Line search by quantum logic spectroscopy enhanced with squeezing and statistical tests

TL;DR

The paper tackles the challenge of fast, high-confidence searches for narrow optical transitions in trapped ions and highly charged species by scanning broad frequency bandwidths. It introduces two complementary approaches—motional squeezing and statistically postprocessing via hypothesis testing—within a quantum logic spectroscopy framework.
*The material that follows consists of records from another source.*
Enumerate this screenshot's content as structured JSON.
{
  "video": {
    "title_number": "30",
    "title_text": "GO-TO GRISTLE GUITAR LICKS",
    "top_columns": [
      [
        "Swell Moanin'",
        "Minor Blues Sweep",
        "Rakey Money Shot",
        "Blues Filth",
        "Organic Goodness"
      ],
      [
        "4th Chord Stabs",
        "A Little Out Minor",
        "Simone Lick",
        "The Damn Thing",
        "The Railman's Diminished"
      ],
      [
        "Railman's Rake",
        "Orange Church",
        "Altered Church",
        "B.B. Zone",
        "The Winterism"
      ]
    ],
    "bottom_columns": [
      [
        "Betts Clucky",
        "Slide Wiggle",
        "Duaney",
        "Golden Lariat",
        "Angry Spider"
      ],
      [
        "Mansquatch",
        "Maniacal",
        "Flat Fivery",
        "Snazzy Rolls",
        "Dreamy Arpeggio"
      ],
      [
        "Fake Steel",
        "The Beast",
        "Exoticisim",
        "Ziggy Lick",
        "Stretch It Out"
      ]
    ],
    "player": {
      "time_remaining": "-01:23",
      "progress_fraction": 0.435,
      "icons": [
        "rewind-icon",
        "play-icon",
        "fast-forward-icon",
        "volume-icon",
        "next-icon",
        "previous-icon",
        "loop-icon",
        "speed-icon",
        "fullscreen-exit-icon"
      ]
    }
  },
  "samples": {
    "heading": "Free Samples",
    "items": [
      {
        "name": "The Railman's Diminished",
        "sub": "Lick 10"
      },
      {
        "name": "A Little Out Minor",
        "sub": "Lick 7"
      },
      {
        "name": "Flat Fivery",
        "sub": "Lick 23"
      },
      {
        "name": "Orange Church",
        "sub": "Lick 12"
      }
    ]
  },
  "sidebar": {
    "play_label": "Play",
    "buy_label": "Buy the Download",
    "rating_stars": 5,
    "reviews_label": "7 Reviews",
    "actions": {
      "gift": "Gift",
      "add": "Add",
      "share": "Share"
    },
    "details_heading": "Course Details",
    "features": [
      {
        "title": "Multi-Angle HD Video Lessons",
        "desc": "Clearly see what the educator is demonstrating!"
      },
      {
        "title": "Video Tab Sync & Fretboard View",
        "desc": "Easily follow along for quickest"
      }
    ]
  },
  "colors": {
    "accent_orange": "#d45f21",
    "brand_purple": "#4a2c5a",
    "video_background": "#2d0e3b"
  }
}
The authors demonstrate that each method independently enhances search speed and that their combination yields an order-of-magnitude improvement under realistic noise and SPAM conditions, with an optimal squeezing around 8 dB. The proposed framework reduces practical search times from months toward about a week, offering a general strategy for noisy, bandwidth-rich signal searches in precision metrology.

Abstract

In quantum logic spectroscopy, internal transitions of trapped ions and molecules can be probed by measuring the motional displacement caused by an applied light field of variable frequency. This provides a solution to ``needle in a haystack'' problems, such as the search for narrow clock transitions in highly charged ions, recently discussed by S. Chen et al. (Phys. Rev. Applied 22, 054059). The main bottleneck is the search speed over a frequency bandwitdh, which can be increased by enhancing the sensitivity of displacement detection. In this work, we explore two complementary improvements: the use of squeezed motional states and optimal statistical postprocessing of data using a hypothesis testing framework. We demonstrate that each method independently provides a substantial boost to search speed. Their combination effectively mitigates state preparation and measurement errors, improving the search speed by an order of magnitude and fully leveraging the quantum enhancement offered by squeezing.

Figures (5)

• Figure 1: Quantum logic spectroscopy protocol. (a) A spectroscopy ion with the sought-for electronic transition (blue, right) is trapped together with a logic ion (red, left), forming an ion crystal. (b) The unknown transition frequency $\omega_0$ is probed with an ODF interaction, parametrized by the interrogation detuning $\Delta$. (c) When tuned close to the transition, the ODF produces motional displacement and diffusion (yellow arrows) in the squeezed motional wave packet of the ion crystal's normal mode. The packet is then "unsqueezed", amplifying the displacement signal, which is then detected using the logic ion. (d) The ODF frequency detuning $\Delta$ is scanned step-wise. To detect the presence of the transition from the displacement signal, hypothesis testing is performed on the data from $L$ neighbouring frequency points.
• Figure 2: (a) Excitation profile of the ODF interaction for different interrogation times. The dashed horizontal lines in (a) correspond to the excitation due to the background noise in the absence of the transition. (b) FWHM of the excitation profile. (c) Background noise in the absence of the excitation.
• Figure 3: (a) Decision errors for searching a narrow transition using a Neyman-Pearson hypothesis test. For a fixed parameter set $L=5, M=8, t=35T, \Delta_s=8\Omega$, the tunable test parameter $\Phi$ is striking the balance between the errors of two types (s. Tab. \ref{['tab:errors']}). Dashed lines represent noisy test with $10\%$ SPAM error. (b) The two considered positions of the signal lineshape with respect to the grid of interrogated frequencies. See text for details.
• Figure 4: Bandwidth search speed $v$ for different frequency steps $\Delta_s$ and interrogation times $t$. Each plot corresponds to a particular number of measurements $M$ and number of frequencies $L$ passed to the statistical test. Dashed white line is the FWHM of the signal lineshape.
• Figure 5: Optimal bandwidth search speed versus the amount of squeezing used in the detection protocol. Hypothesis test analyzes data from single ($L=1$, red curves) or multiple ($L=3$, blue curve) interrogated frequencies. The dashed line corresponds to no SPAM errors, for the solid line $10\%$ chance of a bit-flip error in the data is assumed.